Według Katarzyny Baczyńskiej, head of media w agencji One House, choć grudzień jest dopiero w fazie bukowania, nic nie wskazuje na to, żeby miało nastąpić załamanie. - Przypuszczam, że do świąt czas reklamowy będzie tradycyjnie wyprzedany, w ostatnim tygodniu grudnia natomiast zleceń będzie nieco mniej - mówi Baczyńska.
- W grudniu zainteresowanie reklamą telewizyjną utrzymuje się na wysokim poziomie. Obserwujemy popyt zbliżony do tego, który miał miejsce we wrześniu i w październiku - ocenia Przemysław Kruk, zastępca dyrektora biura reklamy Telewizji Polskiej odpowiedzialny za negocjacje i handel. - Jest on natomiast nieznacznie niższy niż w listopadzie, gdzie notowaliśmy przychody wyższe niż zeszłoroczne - dodaje Kruk.
- Wygląda na to, że w grudniu nie będzie 100-procentowego obłożenia, ale niewiele niższe. Myślę, że telewizje będą zadowolone. Pierwsze trzy tygodnie są mocno obłożone - mówi Maciej Niepsuj, buying director w agencji mediowej MullenLowe MediaHub. Zwraca uwagę, że także klienci branży retail, którzy zostali częściowo dotknięci lockdownem, nie ograniczają swoich wydatków. - Listopad był w miarę drogim miesiącem, ale już grudzień - zwłaszcza w Polsacie - jest dość atrakcyjny kosztowo. Stacje grają kosztem. Z drugiej strony mamy zjazd widowni dużych kanałów, więc to też ma uzasadnienie - mówi.
Katarzyna Baczyńska zauważa, że okres przedświąteczny, nawet w dobie COVID-19, to czas wzmożonych zakupów, ale też moment dość szczególny w reklamie. - To właśnie wtedy zdecydowanie wzrasta liczba komunikatów wizerunkowych.
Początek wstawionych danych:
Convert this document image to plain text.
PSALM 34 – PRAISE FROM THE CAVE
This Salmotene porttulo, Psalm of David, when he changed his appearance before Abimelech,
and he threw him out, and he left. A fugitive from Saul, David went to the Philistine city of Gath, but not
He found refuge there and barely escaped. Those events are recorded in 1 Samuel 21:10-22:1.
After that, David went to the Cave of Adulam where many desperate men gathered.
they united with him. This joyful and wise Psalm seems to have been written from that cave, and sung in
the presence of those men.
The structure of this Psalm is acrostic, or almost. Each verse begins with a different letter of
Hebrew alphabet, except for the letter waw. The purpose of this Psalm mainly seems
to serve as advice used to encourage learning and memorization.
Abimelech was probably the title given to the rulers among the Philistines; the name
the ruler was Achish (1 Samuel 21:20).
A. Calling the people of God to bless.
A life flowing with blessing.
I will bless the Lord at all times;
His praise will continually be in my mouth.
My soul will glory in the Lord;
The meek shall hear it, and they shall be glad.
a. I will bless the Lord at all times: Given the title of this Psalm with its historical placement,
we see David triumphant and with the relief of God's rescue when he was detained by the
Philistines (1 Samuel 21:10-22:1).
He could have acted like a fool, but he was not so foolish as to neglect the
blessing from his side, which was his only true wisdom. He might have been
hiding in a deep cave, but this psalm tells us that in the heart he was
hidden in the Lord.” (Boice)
Oczywiście reklam tych podmiotów, które musiały wstrzymać swoją działalność, nie zobaczymy, ale kolejka chętnych, żeby zaistnieć w tym szczególnym okresie, jest długa - mówi Baczyńska.
- W sytuacji pandemii i lockdownu sytuacja z jesieni, a szczególnie z listopada, pokazuje, jak dużym zaufaniem reklamodawców cieszy się telewizja. Choć ten rok nauczył nas nie robić dalekosiężnych prognoz, to jednak sytuacja reklamowa, jaką mamy w grudniu, pozwala optymistycznie patrzeć na początek przyszłego roku - kwituje Przemysław Kruk z TVP.